Two parts of that JUMPED out at me. First, “Almost every time we read about David, he was doing something wrong.”

I don’t know about anyone else, but I am my own biggest critic. I end many (or perhaps even most) days mentally reviewing and replaying the mess-ups and mistakes I’ve made in that day… and the day before… and the week before…

There are many days when I feel like God’s never going to really be able to use me as much as He wanted to because I blow it so often. So this sentence about reading how David, “almost every time,” messed up is eye-opening. Because God still loved David, still used David, and still had a future filled with hope for David despite the mess-ups.

That means there is hope for me too! (And every one of us, by the way…)

So how did David journey from mess-ups and mistakes to being recommended by God as an example? That’s the second quote that caught me: “with every mistake, David repented” and then “learned from his mistakes.”

Part of our national sin sickness in our day and age is the fact that we don’t believe there are sins. We have a message from God (the Bible) that explicitly identifies the behaviors God considers to be “sin.” That is to say, those behaviors are against what God wants and disappoint God and in many cases, actually are detrimental to us as human beings. But we now-a-days try to rationalize away the sins listed or discount those passages of Scripture.

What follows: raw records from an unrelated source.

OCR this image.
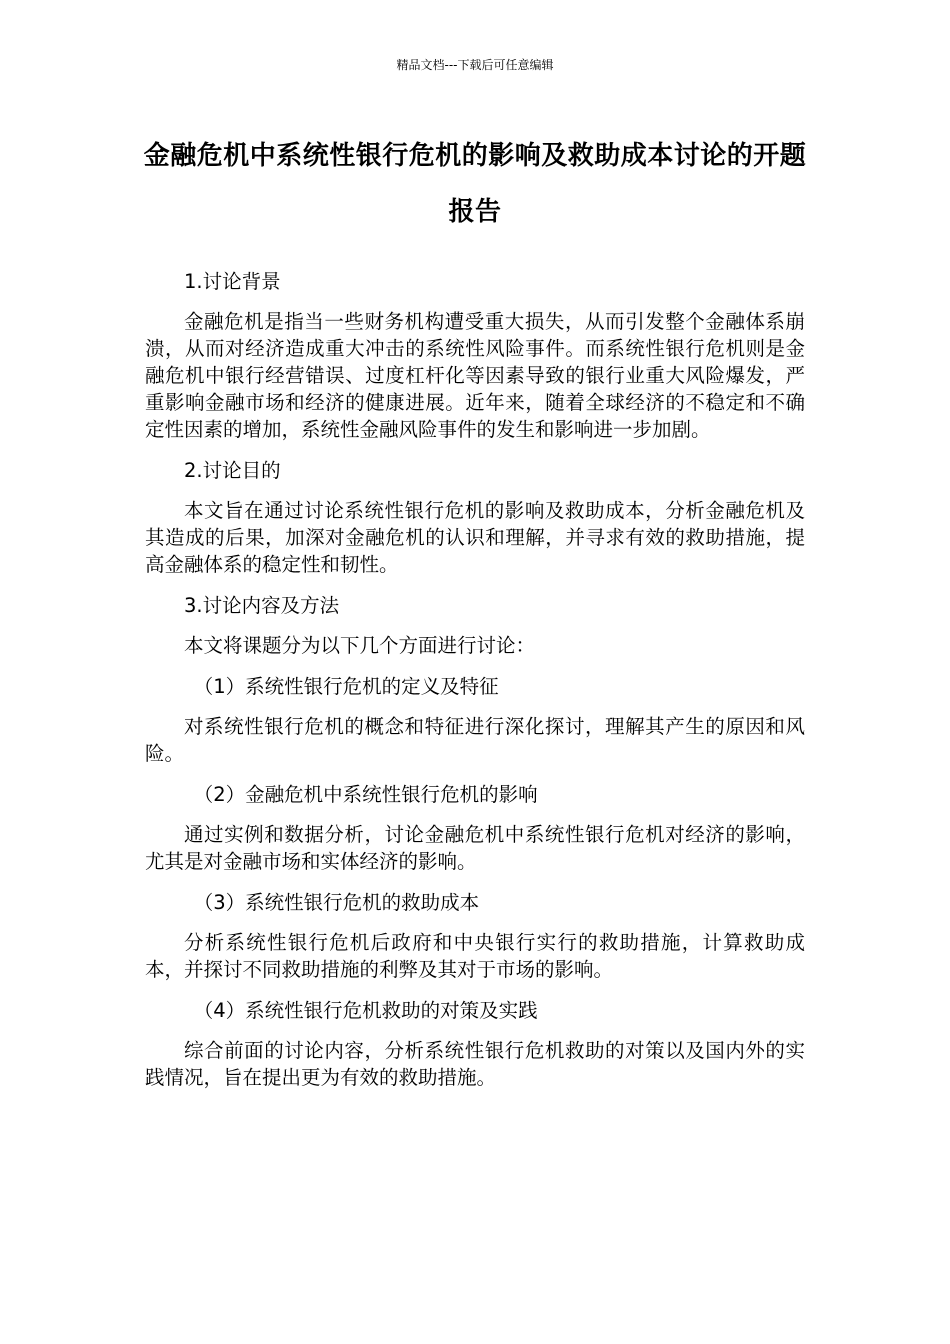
精品文档---下载后可任意编辑
金融危机中系统性银行危机的影响及救助成本讨论的开题报告
1.讨论背景
金融危机是指当一些财务机构遭受重大损失，从而引发整个金融体系崩溃，从而对经济造成重大冲击的系统性风险事件。而系统性银行危机则是金融危机中银行经营错误、过度杠杆化等因素导致的银行业重大风险爆发，严重影响金融市场和经济的健康进展。近年来，随着全球经济的不稳定和不确定性因素的增加，系统性金融风险事件的发生和影响进一步加剧。
2.讨论目的
本文旨在通过讨论系统性银行危机的影响及救助成本，分析金融危机及其造成的后果，加深对金融危机的认识和理解，并寻求有效的救助措施，提高金融体系的稳定性和韧性。
3.讨论内容及方法
本文将课题分为以下几个方面进行讨论：
（1）系统性银行危机的定义及特征
对系统性银行危机的概念和特征进行深化探讨，理解其产生的原因和风险。
（2）金融危机中系统性银行危机的影响
通过实例和数据分析，讨论金融危机中系统性银行危机对经济的影响，尤其是对金融市场和实体经济的影响。
（3）系统性银行危机的救助成本
分析系统性银行危机后政府和中央银行实行的救助措施，计算救助成本，并探讨不同救助措施的利弊及其对于市场的影响。
（4）系统性银行危机救助的对策及实践
综合前面的讨论内容，分析系统性银行危机救助的对策以及国内外的实践情况，旨在提出更为有效的救助措施。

Recently, in a Bible study group on the Gospel of Mark, we came to Mark 3:20-30, where the Jewish leaders opposed to Jesus start to claim that Jesus is casting out demons by tapping into the power of Satan. Jesus’ response (in verses 28-30) is to start talking about an unpardonable sin. For years that made no sense to me. Why didn’t he just tell them how they were wrong? Or at least call down lightning or something?

But the passage is clear that the reason he talks about an unforgiveable sin is “because they said, ‘He has an unclean spirit.'”

Jesus was using the power of God’s Holy Spirit to heal, to cast out demons, and more. They were claiming Jesus was empowered by Satan or at least by a demonic (“unclean”) spirit. They were claiming that something good and godly (the Holy Spirit) was evil. The flipside then  would be to claim that something God says is evil (like sin) and then call it good and godly and blessed.

Even if the Bible calls a certain behavior sinful, there’s NO forgiveness available for us if you and I don’t really believe it’s a sin!

In my life, it’s usually the sin of gluttony that I’m struggling with. I LIKE food, and  I’ve had too much through the years. And while addicts can sometimes lick their addictions by going cold turkey, I can’t, I HAVE TO eat. (and the cold turkey is part of the problem!)

Does that mean there is no forgiveness for me? No. First John 1:9 explains that “If we confess our sins, [God] is faithful and just to forgive us our sins and to cleanse us from all unrighteousness.” The problem is if we claim we’re not sinning, then there is no way to confess and repent… so no forgiveness either.

That’s where we return to David and this devotional. Even though he messed up A LOT, “with every mistake, David repented.”

If we are willing to admit our sin, repent (you know… turn away from doing that sin), then there IS hope for us as well… even though we mess up again later. And, like David, as we repent, we get the chance to learn from our mistakes.